Many multi-cookers have programs built into them for things like risotto, soup, beans, and oatmeal. Simply press a button or select from a digital display, and the appliance will cook the selected item for the correct amount of time.
The number of available preset programs varies from model to model, so you need to decide whether or not you require a wide range.
The timer allows you to set the amount of time you need to cook your dish, after which your multi-cooker will switch itself off.
This comes in handy if you don't want to use a preset program but won't necessarily be around to manually turn off the multi-cooker at a designated time.
If you'd like to come home to a piping hot, ready-to-eat meal, the delayed-start function is a godsend.
Say you want to slow-cook a recipe for four hours and eat at 7 p.m., but you plan to be out all afternoon.
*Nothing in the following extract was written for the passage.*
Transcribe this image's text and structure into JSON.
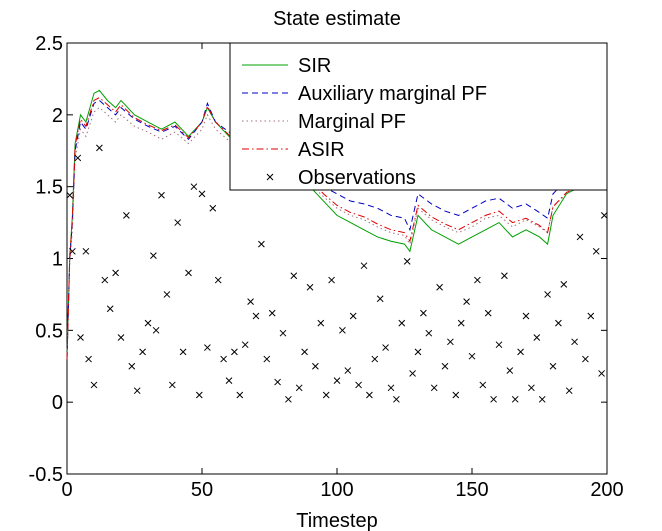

You could place the ingredients in your multi-cooker before you leave, set the delayed-start timer so the dish will start cooking at 3 p.m., and expect to find your meal ready and waiting when you return.
Getting started with a multi-cooker can be daunting, but these tips will help you get cooking fast.
When using your multi-cooker for sautéing, be sure to preheat the unit before adding the oil and ingredients.
In slow cooker mode, you may need to add more herbs and seasoning than usual, as seasoning loses flavor over a long cooking period.
Regularly check the pressure valve to make sure it's not blocked with food residue. A blocked valve will cause too much pressure to build up inside the multi-cooker when in pressure cooker mode, and it could break.
To avoid your food bubbling over the top of the unit, don't add ingredients over the max fill line. And when using pressure cooker mode, fill your multi-cooker no more than two-thirds full, since empty space is needed to create pressure.
During the course of our research, we found multi-cookers to suit all budgets. For most people, a mid-range option would suffice, but if you want lots of added extras, look to the high-end models.
Most inexpensive multi-cookers are fairly basic with only a handful of preset programs. They're likely to be made by a lesser-known manufacturer and may not be especially durable or long-lasting. That said, you can find some well-made units in this price range, but they're going to be on the small side — just two or three quarts. Expect to pay $60 to $90 for a multi-cooker of this caliber.
Mid-range multi-cookers tend to be of high quality but with fewer bells and whistles than the priciest models. You can find respected name brands in this price range, even if it’s a larger six- or eight-quart unit you seek. A multi-cooker in this price range should cost between $90 and $150.
Expensive multi-cookers are the crème de la crème of the multi-cooking world. These models tend to hold six quarts or more, but their main selling point is that they're extremely programmable with many presets and a host of extra features, from hands-free pressure release to Bluetooth connectivity. A top-end model like this could set you back anywhere from $150 to $300.
Q. What safety features should my multi-cooker have?
A. Multi-cookers are relatively safe appliances. However, since a multi-cooker can act as a pressure cooker, we recommend choosing one with a lid that has a locking system so that it can't be removed while the cooker is under pressure. This should be standard in the majority of models, but it's worth double-checking, especially if you're going for an inexpensive option.
Q. Could I slow-cook a dish throughout the day and have it warm and ready when I get home?
A. Most multi-cookers have a delayed-start function that allows you to program the time you'd like to start cooking. However, this function isn’t safe to use if your dish contains ingredients that shouldn’t be left out at room temperature, such as meat and dairy products. In these cases, you could set your multi-cooker to switch to the “keep warm” function after it's done cooking. This strategy will keep your finished food at a safe temperature (without overcooking it) until you’re ready to eat.